ADOLPHUS FREDERICK SPILLER
Spiller was a champion roller-skater and singer. In June 1865 he was a repairer of musical instruments in Tasmania. By 1867 he was a roller-skater as well as a singer and musician. He performed with Barlow in Tasmania in 1867. Spiller caused great excitement by roller-skating all over the stage. Some of the performances included his brother. The brothers played duets on flutinas. On the 5th of February, as part of Barlow's entertainment, Spiller was said to have glided around a totally unsuitable stage on his patent roller-skates. The stage had an uneven surface, was narrow, and was on an incline. After several falls he knocked over a footlight getting applause and laughs from the audience. At one point in his act Spiller did portray himself as a learner-skater, so his act included intentional comic elements. This makes it unclear how much of what the reporter witnessed was deliberate. Spiller was performing in Sydney in 1869 and 1870. By 1874 he was living in London as a manufacturer of roller-skates. He patented an improved construction of roller skates this year. In 1877 the firm of Spiller and Company filed for bankruptcy. This was reported in the Tasmanian papers.
Banting was a cabinet-maker who put himself on a diet that restricted simple carbohydrates. After successfully curing his own obesity problem he wrote a pamphlet about his diet. It is the basis of sensible weight-loss diets today. Doing Banting became a catch phrase which may have come from the play of that name. Alternatively the play may have taken its name from the phrase. The play is a farce about a plump family and Banting's diet. Barlow did an act and song, different from the play, based on Doing Banting.
AGENTS AND MANAGERS ASSOCIATED WITH BARLOW
Harry P. Lyons was Barlow's manager for a short time during the early 1860s. Lyons was also Blondin's and Charles Thatcher's agent.
J. C. Rainer. In the 1860s Rainer was the manager of the Theatre Royal in Castlemaine, Victoria. He employed Barlow there. The two also performed in other venues as a duo.
George Coppin. Coppin engaged Barlow for the opening of his Apollo Theatre in Melbourne in 1862. Barlow continued performing there for a season.
James Ellis was manager of the Salle De Valentino were Barlow performed for most of 1852. When Ellis owned Cremorne Gardens in Melbourne he was Barlow's neighbour.
D. Symonds. Lessee of the Theatre Royal in Ballarat.
CIRCUS MANAGERS ASSOCIATED WITH BARLOW
William Cook. Barlow performed in Cook's Circus in Oxford in 1848.
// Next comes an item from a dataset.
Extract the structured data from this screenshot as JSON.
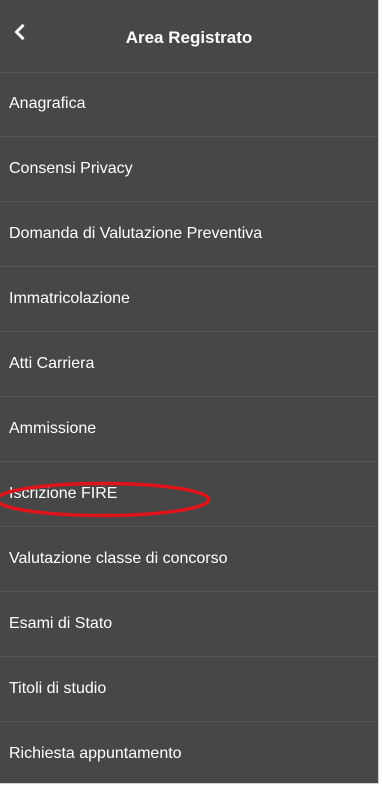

Joseph Rowe. Barlow performed with Rowe's Circus in Melbourne during the 1850s. Rowe was Barlow's first employer in Australia.
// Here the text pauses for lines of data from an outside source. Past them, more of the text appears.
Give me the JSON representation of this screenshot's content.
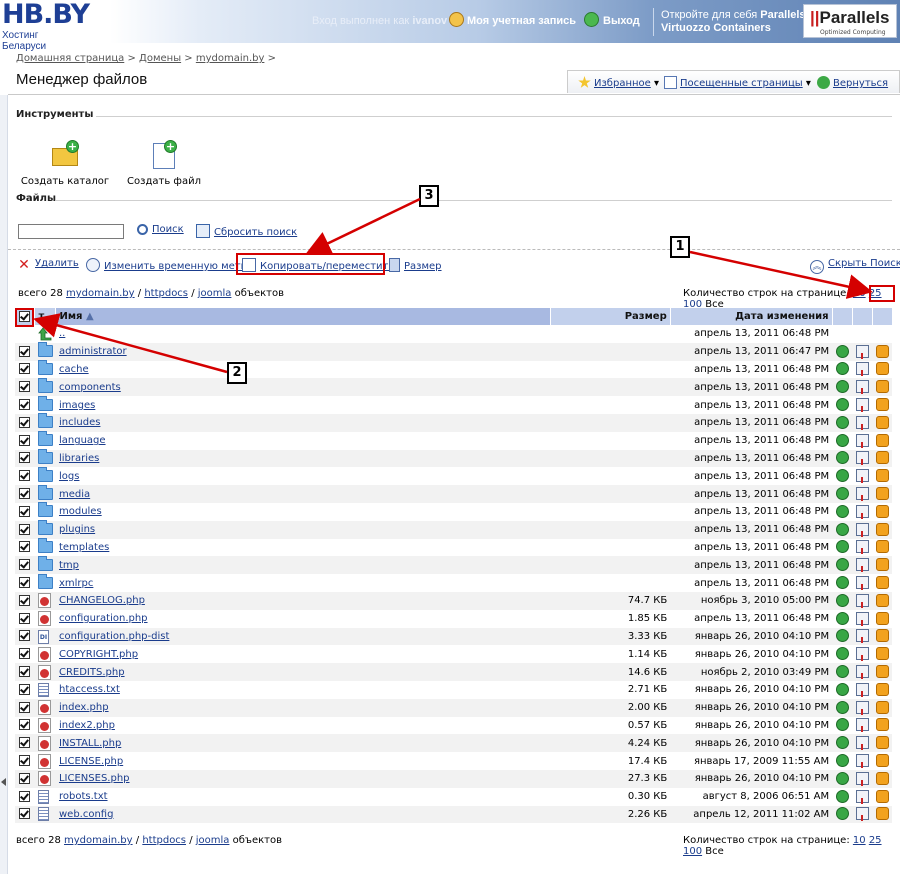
{
  "header": {
    "logo": "HB.BY",
    "logo_sub": "Хостинг Беларуси",
    "logged_in_as": "Вход выполнен как",
    "user": "ivanov",
    "account": "Моя учетная запись",
    "logout": "Выход",
    "promo_line1": "Откройте для себя",
    "promo_brand": "Parallels",
    "promo_line2": "Virtuozzo Containers",
    "parallels_logo": "Parallels",
    "parallels_sub": "Optimized Computing"
  },
  "breadcrumb": {
    "home": "Домашняя страница",
    "domains": "Домены",
    "domain": "mydomain.by"
  },
  "page": {
    "title": "Менеджер файлов"
  },
  "topnav": {
    "favorites": "Избранное",
    "visited": "Посещенные страницы",
    "back": "Вернуться"
  },
  "tools": {
    "section": "Инструменты",
    "create_dir": "Создать каталог",
    "create_file": "Создать файл"
  },
  "files": {
    "section": "Файлы",
    "search_value": "",
    "search": "Поиск",
    "reset_search": "Сбросить поиск",
    "delete": "Удалить",
    "timestamp": "Изменить временную метку",
    "copy_move": "Копировать/переместить",
    "size": "Размер",
    "hide_search": "Скрыть Поиск"
  },
  "summary": {
    "total_prefix": "всего 28",
    "path1": "mydomain.by",
    "path2": "httpdocs",
    "path3": "joomla",
    "total_suffix": "объектов",
    "rows_label": "Количество строк на странице:",
    "r10": "10",
    "r25": "25",
    "r100": "100",
    "rall": "Все"
  },
  "table": {
    "col_t": "т",
    "col_name": "Имя",
    "col_size": "Размер",
    "col_date": "Дата изменения"
  },
  "annotations": {
    "b1": "1",
    "b2": "2",
    "b3": "3"
  },
  "rows": [
    {
      "type": "up",
      "name": "..",
      "size": "",
      "date": "апрель 13, 2011 06:48 PM"
    },
    {
      "type": "dir",
      "name": "administrator",
      "size": "",
      "date": "апрель 13, 2011 06:47 PM"
    },
    {
      "type": "dir",
      "name": "cache",
      "size": "",
      "date": "апрель 13, 2011 06:48 PM"
    },
    {
      "type": "dir",
      "name": "components",
      "size": "",
      "date": "апрель 13, 2011 06:48 PM"
    },
    {
      "type": "dir",
      "name": "images",
      "size": "",
      "date": "апрель 13, 2011 06:48 PM"
    },
    {
      "type": "dir",
      "name": "includes",
      "size": "",
      "date": "апрель 13, 2011 06:48 PM"
    },
    {
      "type": "dir",
      "name": "language",
      "size": "",
      "date": "апрель 13, 2011 06:48 PM"
    },
    {
      "type": "dir",
      "name": "libraries",
      "size": "",
      "date": "апрель 13, 2011 06:48 PM"
    },
    {
      "type": "dir",
      "name": "logs",
      "size": "",
      "date": "апрель 13, 2011 06:48 PM"
    },
    {
      "type": "dir",
      "name": "media",
      "size": "",
      "date": "апрель 13, 2011 06:48 PM"
    },
    {
      "type": "dir",
      "name": "modules",
      "size": "",
      "date": "апрель 13, 2011 06:48 PM"
    },
    {
      "type": "dir",
      "name": "plugins",
      "size": "",
      "date": "апрель 13, 2011 06:48 PM"
    },
    {
      "type": "dir",
      "name": "templates",
      "size": "",
      "date": "апрель 13, 2011 06:48 PM"
    },
    {
      "type": "dir",
      "name": "tmp",
      "size": "",
      "date": "апрель 13, 2011 06:48 PM"
    },
    {
      "type": "dir",
      "name": "xmlrpc",
      "size": "",
      "date": "апрель 13, 2011 06:48 PM"
    },
    {
      "type": "php",
      "name": "CHANGELOG.php",
      "size": "74.7 КБ",
      "date": "ноябрь 3, 2010 05:00 PM"
    },
    {
      "type": "php",
      "name": "configuration.php",
      "size": "1.85 КБ",
      "date": "апрель 13, 2011 06:48 PM"
    },
    {
      "type": "dist",
      "name": "configuration.php-dist",
      "size": "3.33 КБ",
      "date": "январь 26, 2010 04:10 PM"
    },
    {
      "type": "php",
      "name": "COPYRIGHT.php",
      "size": "1.14 КБ",
      "date": "январь 26, 2010 04:10 PM"
    },
    {
      "type": "php",
      "name": "CREDITS.php",
      "size": "14.6 КБ",
      "date": "ноябрь 2, 2010 03:49 PM"
    },
    {
      "type": "txt",
      "name": "htaccess.txt",
      "size": "2.71 КБ",
      "date": "январь 26, 2010 04:10 PM"
    },
    {
      "type": "php",
      "name": "index.php",
      "size": "2.00 КБ",
      "date": "январь 26, 2010 04:10 PM"
    },
    {
      "type": "php",
      "name": "index2.php",
      "size": "0.57 КБ",
      "date": "январь 26, 2010 04:10 PM"
    },
    {
      "type": "php",
      "name": "INSTALL.php",
      "size": "4.24 КБ",
      "date": "январь 26, 2010 04:10 PM"
    },
    {
      "type": "php",
      "name": "LICENSE.php",
      "size": "17.4 КБ",
      "date": "январь 17, 2009 11:55 AM"
    },
    {
      "type": "php",
      "name": "LICENSES.php",
      "size": "27.3 КБ",
      "date": "январь 26, 2010 04:10 PM"
    },
    {
      "type": "txt",
      "name": "robots.txt",
      "size": "0.30 КБ",
      "date": "август 8, 2006 06:51 AM"
    },
    {
      "type": "txt",
      "name": "web.config",
      "size": "2.26 КБ",
      "date": "апрель 12, 2011 11:02 AM"
    }
  ]
}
William Foley. In 1865 in New Zealand Barlow was the main act in Foley's Californian Circus.
Henry Burton. In Central Victoria in 1853 Barlow performed in Burton's Circus.
George Lewis. Barlow performed in Lewis's Circus in the 1850s in Melbourne. Lewis was using Astley's Amphitheatre.
BARLOW PERFORMED BEFORE THESE IMPORTANT PEOPLE
Lord Combermere; Lord Barrington; Lord Ewin Hill; Lord Forrister; Lady Payne; Colonel King; Sir Robert Napier, K.C.B.; Sir Robert Peel and family; General Lee; Major Gordon; their Excellencies Governor Latrobe, of Melbourne; Sir John and Lady Young, Sydney; the Ministry of Dunedin; the principal Consuls of India and China; The Duke of Edinburgh in 1870; King Edward vii (when he was the Prince of Wales).